Choice of estimator

Generally, a population parameter can be estimated in a variety of different ways by using several different sample statistics. For example, the population mean can be estimated using estimators such as the sample mean, the sample median, and even more exotic sample statistics such as trimmed means etc.. This raises the question of which method to use to choose the best estimator. The three most frequently used estimation approaches are:

1. Moment method - the sample moments, $\overline{x}$, $\overline{x^2}$, $\overline{x^3}$, etc., are used to provide simple estimates of the location, scale, and shape parameters of the population distribution. Although these are the most intuitive choices for estimator, they have the disadvantage of giving biased estimates for non-normal distributions (non-robust), and can also be unduly influenced by the presence of outliers in the sample (non-resistant).

2. Robust estimation - instead of using moments, robust estimation methods generally use statistics based on quantiles e.g. median, interquartile range, L-moments, etc.. These measures are more robust and resistant but have the disadvantage of giving estimators that have larger sampling errors (i.e. less efficient estimators - see next section).

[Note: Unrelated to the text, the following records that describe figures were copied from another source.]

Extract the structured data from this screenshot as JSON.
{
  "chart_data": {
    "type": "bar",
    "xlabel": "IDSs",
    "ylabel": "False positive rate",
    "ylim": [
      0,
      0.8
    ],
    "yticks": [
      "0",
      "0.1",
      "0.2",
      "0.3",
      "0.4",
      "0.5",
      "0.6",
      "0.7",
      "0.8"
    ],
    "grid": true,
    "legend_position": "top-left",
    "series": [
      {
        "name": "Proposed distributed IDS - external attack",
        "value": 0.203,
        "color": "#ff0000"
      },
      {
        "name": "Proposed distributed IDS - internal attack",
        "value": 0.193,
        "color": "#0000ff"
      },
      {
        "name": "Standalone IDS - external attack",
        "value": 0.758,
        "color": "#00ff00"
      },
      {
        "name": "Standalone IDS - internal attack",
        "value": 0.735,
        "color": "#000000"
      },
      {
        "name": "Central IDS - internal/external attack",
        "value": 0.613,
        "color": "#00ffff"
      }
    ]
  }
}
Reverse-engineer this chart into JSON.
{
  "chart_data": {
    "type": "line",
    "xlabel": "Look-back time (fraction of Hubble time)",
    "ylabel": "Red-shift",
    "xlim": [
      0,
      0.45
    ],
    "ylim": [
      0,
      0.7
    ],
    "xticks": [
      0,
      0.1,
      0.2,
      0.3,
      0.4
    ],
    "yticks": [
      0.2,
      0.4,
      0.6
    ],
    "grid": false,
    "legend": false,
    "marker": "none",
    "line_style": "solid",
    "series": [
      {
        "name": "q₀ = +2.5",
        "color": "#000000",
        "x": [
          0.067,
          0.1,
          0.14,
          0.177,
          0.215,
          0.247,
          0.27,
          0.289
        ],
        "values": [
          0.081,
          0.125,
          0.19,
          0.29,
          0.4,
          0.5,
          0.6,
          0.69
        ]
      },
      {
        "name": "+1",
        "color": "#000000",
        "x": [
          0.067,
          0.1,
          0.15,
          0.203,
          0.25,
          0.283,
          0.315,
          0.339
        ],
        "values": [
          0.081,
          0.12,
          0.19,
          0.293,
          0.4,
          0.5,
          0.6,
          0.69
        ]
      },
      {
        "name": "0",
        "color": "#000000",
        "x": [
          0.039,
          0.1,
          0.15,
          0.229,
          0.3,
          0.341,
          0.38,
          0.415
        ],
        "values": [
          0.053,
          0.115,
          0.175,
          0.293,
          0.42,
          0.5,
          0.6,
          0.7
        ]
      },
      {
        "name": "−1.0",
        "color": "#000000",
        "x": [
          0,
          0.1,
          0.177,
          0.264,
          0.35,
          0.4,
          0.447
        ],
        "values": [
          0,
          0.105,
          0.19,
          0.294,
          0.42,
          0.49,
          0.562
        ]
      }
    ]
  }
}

3. Maximum Likelihood Estimation (MLE) - These are most widely used estimators because of their many desirable properties. MLE estimates are parameter values chosen so as to maximise the likelihood of obtaining the data sample. In simple cases such as normally distributed data, the MLE procedure leads to moment estimates of the mean and variance. For more complicated cases, the MLE approach gives a clear and unambiguous approach for choosing the best estimator.